Al 12esimo chilometro, esattamente a metà percorso, ecco il ristoro. Chiedo informazioni su come raggiungere via strada la partenza. Poi vedo passare Noemi, Dario, Luca. Ognuno porta con sé la sua dose di fatica, di sofferenza, ma anche la grinta di voler arrivare in fondo. Grazie ragazzi, mi avete aiutato senza saperlo. Mangio un paio di fette con Nutella, un po’ di sali e riparto nello splendido scenario della Val Cavaliera. Quassù vive una coppia di aquile e spesso si riescono a vedere, specialmente dal Poggio dell’Altello, ma con tutto questo passaggio mi sa che hanno preferito la riservatezza. Ho sbirciato il cronometro, sono in linea con la gara di anno scorso, ma decido di non guardarlo più, non ho bisogno di altro stress. Cambio l’obiettivo in corsa: invece di scendere sotto le 4 ore, il vero risultato di oggi sarà arrivare, nonostante questa inaspettata debacle. E poi all’arrivo ci sarà qualcosa di particolare, e non ho voglia di perdermelo per niente al mondo. Mentre corro e cammino verso il bivacco di Ca’ di Cicci, mi supera un ragazzo seguito da un cane e penso che in questo momento avrei voluto accanto il mio fido Numa. Quante volte ci siamo inerpicati su questi sentieri, e che felicità vederlo scorrazzare felice su e giù per i prati, inseguire qualche capriolo nel bosco oppure rinfrescarsi in qualche ruscello da vero Labrador.

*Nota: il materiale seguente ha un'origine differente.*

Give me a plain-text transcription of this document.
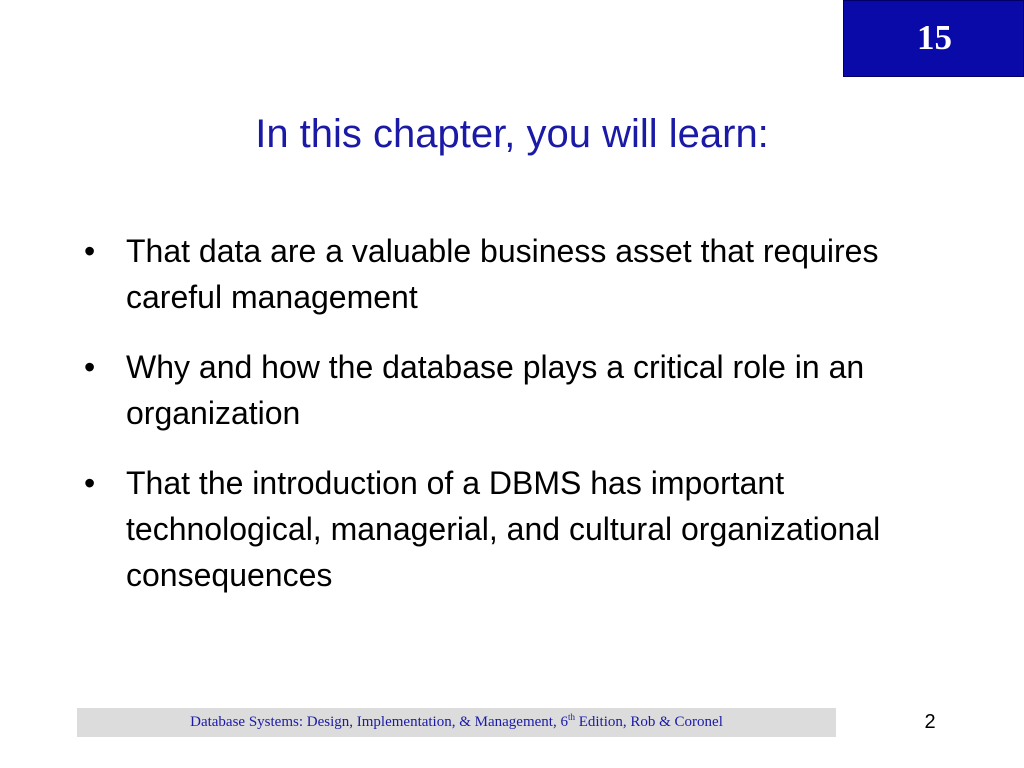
15
In this chapter, you will learn:
• That data are a valuable business asset that requires careful management
• Why and how the database plays a critical role in an organization
• That the introduction of a DBMS has important technological, managerial, and cultural organizational consequences
Database Systems: Design, Implementation, & Management, 6th Edition, Rob & Coronel	2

La parte apparentemente più tosta finisce quando si incontra la strada bianca che riporta al passo della Sambuca. Si prende a sinistra e dopo un paio di curve ecco il Bivacco di Ca’ di Cicci, con un altro piccolo ristoro. Da li si scende senza soste passando prima per il borgo disabitato di Pian dell’Aiara fino a La Lastra. Un altro guado sul Rovigo, che va attraversato tenendosi ad una fune, e poi un ultimo tratto di pianura, fino al ponte che segna l’inizio della Valle dell’Inferno, citata da Dante nella Divina Commedia. Mancano ormai due chilometri, da fare in quota su un single track con vista a strapiombo sul Torrente Veccione. Mi passa Cristiana Follador, vincitrice delle ultime due edizioni della 60km, ha un ginocchio sbucciato e il sangue ormai rappreso sulle gambe. Le chiedo come va e lei mi risponde “male”. Eppure è seconda! Mi faccio coraggio e penso che alla fine tutto è relativo… Ormai ci siamo, esco dal bosco e cammino gli ultimi metri prima dell’ingresso nel chiostro della Badia di Moscheta. E’ andata male, poteva andare peggio, poteva piovere. E quindi, passato il traguardo, sorrido a quello che ho trovato alla fine del viaggio. Perché ogni viaggio ti regala sempre un motivo per ripartire: spesso durante, a volte solo in fondo. E sorrido soprattutto perché oggi ho capito che preferisco viaggiare con la musica alta e il finestrino abbassato, piuttosto che arrivare coi capelli in ordine!